L'étranger de Camus, le crime: Une guerre par procuration


Albert Camus est habile en matière des symboles, et chacun de ses personnages symbolise un parti sur la scène politique mondiale. Raymond représente Israël, Meursault l'Occident et les Arabes les Palestiniens. Dès lors, et après le décodage de leur signification, il devient bêtement stupide de parler d'un simple crime mais d'une guerre, celle israélo-arabique dans laquelle serait introduit l'Occident en profit d'Israël. De ce fait deux histoires iront en parallèle, l'une renvoie à l'autre.     
Raymond essaye d'abord d'attirer Meursault par des objets purement matérialistes (vin, repas, cigarettes). Celui-ci, sans assise morale, va le suivre dans une obéissance aveugle. Et c'est également le cas d'Israël, s'octroyant l'appui et le soutien d' l'occident par l'autorité de ses capitaux et de ses élites parvenant au pouvoir, partout dans le monde.
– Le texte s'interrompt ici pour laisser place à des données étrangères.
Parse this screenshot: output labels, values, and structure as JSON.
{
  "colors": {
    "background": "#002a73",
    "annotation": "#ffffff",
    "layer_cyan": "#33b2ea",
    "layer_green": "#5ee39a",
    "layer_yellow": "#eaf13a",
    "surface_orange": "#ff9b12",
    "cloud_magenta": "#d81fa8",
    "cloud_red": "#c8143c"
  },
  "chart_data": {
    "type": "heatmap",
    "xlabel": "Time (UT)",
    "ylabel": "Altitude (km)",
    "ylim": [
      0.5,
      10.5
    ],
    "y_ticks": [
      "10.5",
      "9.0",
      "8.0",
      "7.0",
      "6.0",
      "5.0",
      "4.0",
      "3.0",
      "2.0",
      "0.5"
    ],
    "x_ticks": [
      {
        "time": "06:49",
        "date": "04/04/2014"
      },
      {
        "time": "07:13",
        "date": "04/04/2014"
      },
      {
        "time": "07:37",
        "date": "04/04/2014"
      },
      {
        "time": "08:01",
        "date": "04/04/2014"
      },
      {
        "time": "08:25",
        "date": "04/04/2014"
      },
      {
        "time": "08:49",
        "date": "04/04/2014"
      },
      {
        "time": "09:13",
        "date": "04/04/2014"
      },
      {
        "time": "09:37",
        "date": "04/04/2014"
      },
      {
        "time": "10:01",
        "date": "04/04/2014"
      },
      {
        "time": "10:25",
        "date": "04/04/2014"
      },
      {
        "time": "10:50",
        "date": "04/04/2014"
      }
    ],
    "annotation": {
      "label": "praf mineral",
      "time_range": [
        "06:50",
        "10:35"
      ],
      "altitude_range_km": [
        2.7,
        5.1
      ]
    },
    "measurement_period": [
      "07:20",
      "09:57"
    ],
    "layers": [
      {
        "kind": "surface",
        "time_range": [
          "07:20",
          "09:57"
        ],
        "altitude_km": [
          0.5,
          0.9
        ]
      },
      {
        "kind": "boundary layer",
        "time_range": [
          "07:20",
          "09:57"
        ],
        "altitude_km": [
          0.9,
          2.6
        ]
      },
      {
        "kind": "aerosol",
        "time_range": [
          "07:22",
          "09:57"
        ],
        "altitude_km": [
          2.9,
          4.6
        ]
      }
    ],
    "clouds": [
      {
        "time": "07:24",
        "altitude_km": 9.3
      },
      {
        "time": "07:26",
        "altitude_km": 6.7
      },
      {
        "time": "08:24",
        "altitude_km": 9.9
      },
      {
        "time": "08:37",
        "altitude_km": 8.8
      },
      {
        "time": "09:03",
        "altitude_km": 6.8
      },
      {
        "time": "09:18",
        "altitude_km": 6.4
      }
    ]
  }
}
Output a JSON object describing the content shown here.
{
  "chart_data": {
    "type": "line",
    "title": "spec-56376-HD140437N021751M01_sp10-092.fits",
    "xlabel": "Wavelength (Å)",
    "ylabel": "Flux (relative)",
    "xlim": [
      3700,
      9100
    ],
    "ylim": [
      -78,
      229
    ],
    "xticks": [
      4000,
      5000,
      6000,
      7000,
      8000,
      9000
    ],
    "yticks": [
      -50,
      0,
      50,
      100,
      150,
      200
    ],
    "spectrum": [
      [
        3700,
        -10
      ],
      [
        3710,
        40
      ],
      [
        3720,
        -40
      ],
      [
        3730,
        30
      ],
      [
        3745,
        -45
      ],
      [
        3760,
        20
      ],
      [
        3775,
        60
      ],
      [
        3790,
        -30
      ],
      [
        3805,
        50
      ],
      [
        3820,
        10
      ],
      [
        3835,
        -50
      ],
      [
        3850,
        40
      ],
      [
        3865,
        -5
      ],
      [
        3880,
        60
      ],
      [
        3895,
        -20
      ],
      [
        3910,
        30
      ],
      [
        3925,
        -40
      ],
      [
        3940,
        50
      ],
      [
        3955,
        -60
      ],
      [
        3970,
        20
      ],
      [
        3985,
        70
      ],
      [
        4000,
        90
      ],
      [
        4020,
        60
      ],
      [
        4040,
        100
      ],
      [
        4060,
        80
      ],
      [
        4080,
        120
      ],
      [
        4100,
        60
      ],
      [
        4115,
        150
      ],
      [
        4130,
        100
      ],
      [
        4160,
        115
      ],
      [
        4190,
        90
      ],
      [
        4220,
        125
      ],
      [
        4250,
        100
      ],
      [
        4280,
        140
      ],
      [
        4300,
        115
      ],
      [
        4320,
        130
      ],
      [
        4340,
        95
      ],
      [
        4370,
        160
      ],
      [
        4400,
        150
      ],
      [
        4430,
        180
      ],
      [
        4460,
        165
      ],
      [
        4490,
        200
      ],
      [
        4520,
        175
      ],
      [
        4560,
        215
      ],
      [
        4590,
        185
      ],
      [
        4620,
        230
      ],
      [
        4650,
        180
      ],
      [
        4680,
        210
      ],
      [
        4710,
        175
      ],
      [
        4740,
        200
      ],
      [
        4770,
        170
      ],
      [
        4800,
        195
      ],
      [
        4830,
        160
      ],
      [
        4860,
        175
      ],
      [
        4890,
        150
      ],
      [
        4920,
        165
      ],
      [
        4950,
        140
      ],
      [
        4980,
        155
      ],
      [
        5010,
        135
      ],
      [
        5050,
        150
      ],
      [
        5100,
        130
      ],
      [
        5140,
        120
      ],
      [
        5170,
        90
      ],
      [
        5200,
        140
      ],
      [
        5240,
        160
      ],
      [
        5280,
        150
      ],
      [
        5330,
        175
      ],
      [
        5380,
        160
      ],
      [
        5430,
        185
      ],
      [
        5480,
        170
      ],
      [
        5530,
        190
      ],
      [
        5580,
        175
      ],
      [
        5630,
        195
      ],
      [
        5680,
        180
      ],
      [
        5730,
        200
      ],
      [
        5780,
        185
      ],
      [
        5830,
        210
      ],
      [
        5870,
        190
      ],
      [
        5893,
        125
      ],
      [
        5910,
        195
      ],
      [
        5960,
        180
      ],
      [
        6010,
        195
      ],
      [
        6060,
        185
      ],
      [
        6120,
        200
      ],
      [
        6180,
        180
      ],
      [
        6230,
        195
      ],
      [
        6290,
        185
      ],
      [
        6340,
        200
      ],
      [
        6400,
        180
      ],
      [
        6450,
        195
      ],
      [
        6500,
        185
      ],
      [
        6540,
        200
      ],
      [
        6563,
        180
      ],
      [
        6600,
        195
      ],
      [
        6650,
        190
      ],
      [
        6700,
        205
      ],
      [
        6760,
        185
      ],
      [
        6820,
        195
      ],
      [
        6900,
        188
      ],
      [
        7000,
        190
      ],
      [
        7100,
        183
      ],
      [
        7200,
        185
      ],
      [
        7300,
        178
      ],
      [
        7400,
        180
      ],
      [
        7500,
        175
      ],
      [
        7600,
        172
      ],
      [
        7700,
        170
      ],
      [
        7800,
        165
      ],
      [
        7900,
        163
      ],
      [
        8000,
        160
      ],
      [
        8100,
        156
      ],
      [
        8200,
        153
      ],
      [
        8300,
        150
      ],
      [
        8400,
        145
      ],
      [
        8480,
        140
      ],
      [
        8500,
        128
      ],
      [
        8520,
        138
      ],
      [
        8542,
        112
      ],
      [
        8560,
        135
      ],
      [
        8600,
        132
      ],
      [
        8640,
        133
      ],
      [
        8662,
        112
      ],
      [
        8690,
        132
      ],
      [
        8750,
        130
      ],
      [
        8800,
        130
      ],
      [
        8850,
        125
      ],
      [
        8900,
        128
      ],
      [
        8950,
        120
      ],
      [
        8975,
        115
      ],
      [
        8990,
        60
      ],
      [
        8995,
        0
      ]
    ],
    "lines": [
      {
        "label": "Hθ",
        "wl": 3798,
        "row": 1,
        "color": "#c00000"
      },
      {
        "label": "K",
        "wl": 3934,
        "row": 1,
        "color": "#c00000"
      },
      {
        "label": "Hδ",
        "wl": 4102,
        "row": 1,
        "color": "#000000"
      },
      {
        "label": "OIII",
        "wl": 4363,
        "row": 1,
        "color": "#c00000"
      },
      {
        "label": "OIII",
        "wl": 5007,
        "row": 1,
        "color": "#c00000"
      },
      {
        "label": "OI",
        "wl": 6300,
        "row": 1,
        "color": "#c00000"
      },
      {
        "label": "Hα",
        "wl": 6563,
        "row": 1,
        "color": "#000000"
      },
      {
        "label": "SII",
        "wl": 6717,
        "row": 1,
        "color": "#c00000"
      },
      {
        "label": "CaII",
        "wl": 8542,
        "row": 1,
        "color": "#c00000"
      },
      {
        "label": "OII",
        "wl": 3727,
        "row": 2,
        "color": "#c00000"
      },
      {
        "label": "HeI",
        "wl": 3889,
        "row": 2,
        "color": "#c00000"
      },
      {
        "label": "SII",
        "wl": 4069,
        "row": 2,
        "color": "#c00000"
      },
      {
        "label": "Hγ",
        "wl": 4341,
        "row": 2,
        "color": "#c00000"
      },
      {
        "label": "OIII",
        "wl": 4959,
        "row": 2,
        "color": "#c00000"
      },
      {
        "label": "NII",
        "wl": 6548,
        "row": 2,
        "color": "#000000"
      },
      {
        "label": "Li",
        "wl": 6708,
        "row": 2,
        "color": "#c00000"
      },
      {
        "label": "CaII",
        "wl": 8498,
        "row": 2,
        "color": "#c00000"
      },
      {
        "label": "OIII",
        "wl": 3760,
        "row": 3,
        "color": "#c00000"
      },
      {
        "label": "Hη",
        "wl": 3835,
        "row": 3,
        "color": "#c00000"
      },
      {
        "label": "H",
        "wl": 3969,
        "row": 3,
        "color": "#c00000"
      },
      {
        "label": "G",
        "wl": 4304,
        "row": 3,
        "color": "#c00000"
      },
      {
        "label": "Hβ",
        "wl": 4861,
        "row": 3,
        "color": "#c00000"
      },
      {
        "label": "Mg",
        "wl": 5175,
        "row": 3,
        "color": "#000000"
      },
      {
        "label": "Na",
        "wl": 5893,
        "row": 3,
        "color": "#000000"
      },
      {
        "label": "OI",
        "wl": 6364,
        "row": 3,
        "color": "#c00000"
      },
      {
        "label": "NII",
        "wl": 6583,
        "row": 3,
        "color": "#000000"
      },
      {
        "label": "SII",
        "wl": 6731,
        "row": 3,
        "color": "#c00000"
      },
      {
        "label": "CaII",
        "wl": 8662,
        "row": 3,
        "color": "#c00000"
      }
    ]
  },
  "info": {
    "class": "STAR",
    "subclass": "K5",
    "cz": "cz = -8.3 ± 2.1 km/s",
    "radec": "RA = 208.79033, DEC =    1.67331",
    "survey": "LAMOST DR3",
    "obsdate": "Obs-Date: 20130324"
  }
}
Raymond va ensuite demander à son ami de devenir son copain et de lui donner un coup de main pour se venger d'une maîtresse qu'il a connue, et avec laquelle il est en brouille actuellement. Et comme Meursault ne peut refuser, il s'élance dans le contentement de son copain, en écrivant une lettre à l'ex-maîtresse, l'incitant à venir, par des termes d'amour et par un style affectueux, pour recevoir par la suite la vengeance la plus atroce de la part de son ex-amant. Et comme Raymond se croyant avoir des droits sur son ex-maîtresse, Israël se croit avoir des droits sur Palestine parce que ses ancêtres y habitaient autrefois. Elle va demander à l'Occident d'être son allié, comme elle demanderait son appui. La lettre écrite par la main de ce dernier n'est rien que les traités faits au profit d'Israël, commençant par la promesse Belfort, et passant par toutes les conventions établies pour la défendre.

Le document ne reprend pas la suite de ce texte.